In the case of Schuler's RTM presses, the pre-formed part, made from CFRP mats, is inserted into the lower die; the upper die is lowered, enclosing the part in a hermetically sealed space; the pre-formed shape fits the die exactly, so there's no further forming; resin is injected into the vacuum between the press dies; the resin is then hardened by heating it to 100 °C. After this stage, the part requires a few finishing processes, prior to spraying.
Image: Mass production of large composites parts from Schuler
MASS PRODUCTION MOVE
More recently, news from Japan also underscores yet more interest – automotive and wider. Japanese textile maker Teijin claims to have successfully developed what it says is the world's first mass production technology for carbon fibre-reinforced plastics for use in cars. By cutting the cycle time for moulding car frame composites to less than a minute, the company says it has overcome one of the biggest challenges in the industry, as regards mass production.
Teijin's new technologies include intermediate materials made of thermoplastic resin, instead of conventional thermosetting resin for moulding use CFRP. By impregnating carbon fibre with thermoplastic resin, the company developed three intermediate materials for the production of CFRP suited for use in mass-production vehicles.
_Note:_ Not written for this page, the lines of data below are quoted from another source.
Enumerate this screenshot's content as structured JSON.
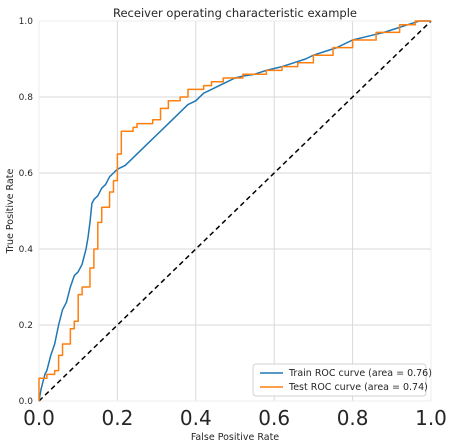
{
  "chart_data": {
    "type": "line",
    "title": "Receiver operating characteristic example",
    "xlabel": "False Positive Rate",
    "ylabel": "True Positive Rate",
    "xlim": [
      0.0,
      1.0
    ],
    "ylim": [
      0.0,
      1.0
    ],
    "x_ticks": [
      "0.0",
      "0.2",
      "0.4",
      "0.6",
      "0.8",
      "1.0"
    ],
    "y_ticks": [
      "0.0",
      "0.2",
      "0.4",
      "0.6",
      "0.8",
      "1.0"
    ],
    "grid": true,
    "legend_position": "lower-right",
    "series": [
      {
        "name": "Train ROC curve (area = 0.76)",
        "color": "#1f77b4",
        "style": "solid",
        "points": [
          [
            0.0,
            0.0
          ],
          [
            0.005,
            0.03
          ],
          [
            0.01,
            0.05
          ],
          [
            0.015,
            0.07
          ],
          [
            0.02,
            0.08
          ],
          [
            0.03,
            0.12
          ],
          [
            0.04,
            0.15
          ],
          [
            0.05,
            0.2
          ],
          [
            0.06,
            0.24
          ],
          [
            0.07,
            0.26
          ],
          [
            0.08,
            0.3
          ],
          [
            0.09,
            0.33
          ],
          [
            0.1,
            0.34
          ],
          [
            0.11,
            0.36
          ],
          [
            0.12,
            0.4
          ],
          [
            0.125,
            0.43
          ],
          [
            0.13,
            0.47
          ],
          [
            0.135,
            0.52
          ],
          [
            0.14,
            0.53
          ],
          [
            0.15,
            0.54
          ],
          [
            0.16,
            0.56
          ],
          [
            0.17,
            0.57
          ],
          [
            0.18,
            0.59
          ],
          [
            0.19,
            0.6
          ],
          [
            0.2,
            0.61
          ],
          [
            0.22,
            0.62
          ],
          [
            0.24,
            0.64
          ],
          [
            0.26,
            0.66
          ],
          [
            0.28,
            0.68
          ],
          [
            0.3,
            0.7
          ],
          [
            0.32,
            0.72
          ],
          [
            0.34,
            0.74
          ],
          [
            0.36,
            0.76
          ],
          [
            0.38,
            0.78
          ],
          [
            0.4,
            0.79
          ],
          [
            0.42,
            0.81
          ],
          [
            0.44,
            0.82
          ],
          [
            0.46,
            0.83
          ],
          [
            0.48,
            0.84
          ],
          [
            0.5,
            0.85
          ],
          [
            0.52,
            0.855
          ],
          [
            0.55,
            0.86
          ],
          [
            0.58,
            0.87
          ],
          [
            0.6,
            0.875
          ],
          [
            0.62,
            0.88
          ],
          [
            0.65,
            0.89
          ],
          [
            0.68,
            0.9
          ],
          [
            0.7,
            0.91
          ],
          [
            0.73,
            0.92
          ],
          [
            0.76,
            0.93
          ],
          [
            0.8,
            0.95
          ],
          [
            0.84,
            0.96
          ],
          [
            0.88,
            0.97
          ],
          [
            0.91,
            0.98
          ],
          [
            0.94,
            0.99
          ],
          [
            0.97,
            1.0
          ],
          [
            1.0,
            1.0
          ]
        ]
      },
      {
        "name": "Test ROC curve (area = 0.74)",
        "color": "#ff7f0e",
        "style": "solid",
        "points": [
          [
            0.0,
            0.0
          ],
          [
            0.0,
            0.06
          ],
          [
            0.02,
            0.06
          ],
          [
            0.02,
            0.07
          ],
          [
            0.04,
            0.07
          ],
          [
            0.04,
            0.08
          ],
          [
            0.05,
            0.08
          ],
          [
            0.05,
            0.12
          ],
          [
            0.06,
            0.12
          ],
          [
            0.06,
            0.15
          ],
          [
            0.08,
            0.15
          ],
          [
            0.08,
            0.19
          ],
          [
            0.09,
            0.19
          ],
          [
            0.09,
            0.21
          ],
          [
            0.1,
            0.21
          ],
          [
            0.1,
            0.28
          ],
          [
            0.11,
            0.28
          ],
          [
            0.11,
            0.3
          ],
          [
            0.13,
            0.3
          ],
          [
            0.13,
            0.35
          ],
          [
            0.14,
            0.35
          ],
          [
            0.14,
            0.4
          ],
          [
            0.15,
            0.4
          ],
          [
            0.15,
            0.47
          ],
          [
            0.16,
            0.47
          ],
          [
            0.16,
            0.51
          ],
          [
            0.18,
            0.51
          ],
          [
            0.18,
            0.55
          ],
          [
            0.19,
            0.55
          ],
          [
            0.19,
            0.58
          ],
          [
            0.2,
            0.58
          ],
          [
            0.2,
            0.65
          ],
          [
            0.21,
            0.65
          ],
          [
            0.21,
            0.71
          ],
          [
            0.24,
            0.71
          ],
          [
            0.24,
            0.72
          ],
          [
            0.25,
            0.72
          ],
          [
            0.25,
            0.73
          ],
          [
            0.29,
            0.73
          ],
          [
            0.29,
            0.74
          ],
          [
            0.31,
            0.74
          ],
          [
            0.31,
            0.77
          ],
          [
            0.33,
            0.77
          ],
          [
            0.33,
            0.79
          ],
          [
            0.36,
            0.79
          ],
          [
            0.36,
            0.8
          ],
          [
            0.38,
            0.8
          ],
          [
            0.38,
            0.82
          ],
          [
            0.42,
            0.82
          ],
          [
            0.42,
            0.83
          ],
          [
            0.44,
            0.83
          ],
          [
            0.44,
            0.84
          ],
          [
            0.47,
            0.84
          ],
          [
            0.47,
            0.85
          ],
          [
            0.52,
            0.85
          ],
          [
            0.52,
            0.86
          ],
          [
            0.58,
            0.86
          ],
          [
            0.58,
            0.87
          ],
          [
            0.62,
            0.87
          ],
          [
            0.62,
            0.88
          ],
          [
            0.66,
            0.88
          ],
          [
            0.66,
            0.89
          ],
          [
            0.7,
            0.89
          ],
          [
            0.7,
            0.91
          ],
          [
            0.75,
            0.91
          ],
          [
            0.75,
            0.93
          ],
          [
            0.8,
            0.93
          ],
          [
            0.8,
            0.95
          ],
          [
            0.86,
            0.95
          ],
          [
            0.86,
            0.97
          ],
          [
            0.92,
            0.97
          ],
          [
            0.92,
            0.99
          ],
          [
            0.96,
            0.99
          ],
          [
            0.96,
            1.0
          ],
          [
            1.0,
            1.0
          ]
        ]
      },
      {
        "name": "",
        "color": "#000000",
        "style": "dashed",
        "points": [
          [
            0.0,
            0.0
          ],
          [
            1.0,
            1.0
          ]
        ]
      }
    ]
  }
}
The materials can be used selectively, depending on the required strength and cost of the part, and they can be made with various thermoplastic resins, including polypropylene and polyamide. The Japanese firm has also developed new technologies for welding thermoplastic CFRP parts together and for bonding them with other materials such as steel, which will help to reduce the use of metal in manufacturing processes.
Image: Mass production of car parts
Teijin says it intends to develop mass production applications for CFRP in automotive and other fields that require certain levels of structural strength, such as machine tools and industrial robots. To return to aerospace, however, and the use of composites in jet engines, still young, has taken a further step forward with General Electric and Snecma having just announced that they are looking at using composite materials for the Leap-X engine's fan blades and fan case, drawing on GE's larger GEnx design. Leap-X is the launch engine for China's COMAC's 168-190 seat C919 single aisle plane and is also a candidate for the Airbus A320neo design: a re-engined A320 family.
By moving from metal to composite blades, the current design of the 18-blade Leap-X fan reduces in weight by about 76 kg. A broader head of steam is clearly gathering behind composites.